Cette différence entre le risque d’événements observé dans le groupe contrôle et le risque attendu peut avoir des répercussions significatives dans les études de non-infériorité. En effet, si l’on exprime maintenant le résultat principal de l’étude en effet relatif, on obtient un RR à 1,13 [IC 95 % 1,00 –1,27]. Selon le raisonnement des investigateurs, la marge de non-infériorité serait dans ce cas de 1,25, soit juste en dessous de la borne supérieure de l’IC 95%. Ainsi, bien que dans le cas présent la conclusion soit la même, cet exemple illustre l’importance de l’expression en absolu ou en relatif, quand on s’éloigne de l’estimation du risque basal faite a priori.

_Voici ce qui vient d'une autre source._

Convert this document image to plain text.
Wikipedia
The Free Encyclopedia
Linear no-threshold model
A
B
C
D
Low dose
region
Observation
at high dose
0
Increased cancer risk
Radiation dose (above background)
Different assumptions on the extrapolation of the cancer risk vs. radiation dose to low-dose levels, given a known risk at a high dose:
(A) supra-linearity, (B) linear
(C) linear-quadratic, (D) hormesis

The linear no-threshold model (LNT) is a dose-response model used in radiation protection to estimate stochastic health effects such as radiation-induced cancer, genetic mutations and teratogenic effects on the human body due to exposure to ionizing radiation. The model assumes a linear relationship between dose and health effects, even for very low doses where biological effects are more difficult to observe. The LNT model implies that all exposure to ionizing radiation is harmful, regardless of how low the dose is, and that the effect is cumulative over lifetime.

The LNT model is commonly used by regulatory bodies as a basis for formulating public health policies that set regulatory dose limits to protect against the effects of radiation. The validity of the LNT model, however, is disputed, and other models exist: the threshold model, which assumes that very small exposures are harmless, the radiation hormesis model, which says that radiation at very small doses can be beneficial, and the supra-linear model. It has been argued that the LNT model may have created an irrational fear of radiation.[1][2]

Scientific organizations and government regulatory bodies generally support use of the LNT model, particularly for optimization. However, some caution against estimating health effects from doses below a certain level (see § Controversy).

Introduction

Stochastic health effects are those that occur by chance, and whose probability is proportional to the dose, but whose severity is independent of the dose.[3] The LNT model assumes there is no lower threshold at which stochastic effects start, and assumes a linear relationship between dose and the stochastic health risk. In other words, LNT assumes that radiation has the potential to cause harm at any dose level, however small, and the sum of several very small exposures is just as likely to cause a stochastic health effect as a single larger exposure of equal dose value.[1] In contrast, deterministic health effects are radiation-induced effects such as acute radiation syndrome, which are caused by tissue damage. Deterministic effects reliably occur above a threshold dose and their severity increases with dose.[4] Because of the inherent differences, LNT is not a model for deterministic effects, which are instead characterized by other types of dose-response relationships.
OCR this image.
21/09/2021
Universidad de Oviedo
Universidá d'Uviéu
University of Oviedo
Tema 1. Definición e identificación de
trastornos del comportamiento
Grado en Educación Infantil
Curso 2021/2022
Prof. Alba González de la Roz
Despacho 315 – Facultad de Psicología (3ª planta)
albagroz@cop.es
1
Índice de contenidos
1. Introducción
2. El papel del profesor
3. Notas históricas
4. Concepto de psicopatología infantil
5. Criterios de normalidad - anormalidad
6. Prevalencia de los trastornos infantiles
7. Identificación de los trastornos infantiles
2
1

La figure 3 illustre ce phénomène de manière schématique. Elle représente la fréquence maximale d’événements autorisée sous traitement pour conclure à la non-infériorité, selon que l’on exprime l’effet en valeur absolue ou relative. Nous voyons ici que les courbes ne se superposent pas mais se croisent, en un point qui est l’estimation de la proportion d’événements dans le bras contrôle au moment du design de l’essai (12 % dans le cas de l’essai ABYSS). Pour cette valeur, le nombre d’événements maximal autorisé sous traitement est le même, que le résultat soit exprimé en relatif ou en absolu. En revanche, on voit sur cette figure que lorsque la proportion dans le bras contrôle a été sous-estimée (fréquence dans le bras contrôle supérieure à ce qui était attendu), PTmax est supérieure lorsque l’effet est exprimé en relatif (c’est le cas de l’essai ABYSS). Dans cette situation, l’expression en différence de risques est plus conservatrice. En revanche, lorsque la proportion dans le bras contrôle a été surestimée (fréquence dans le bras contrôle inférieure à ce qui était attendu), PTmax est supérieure lorsque l’effet est exprimé en absolu ; l’expression en risque relatif est donc plus conservatrice.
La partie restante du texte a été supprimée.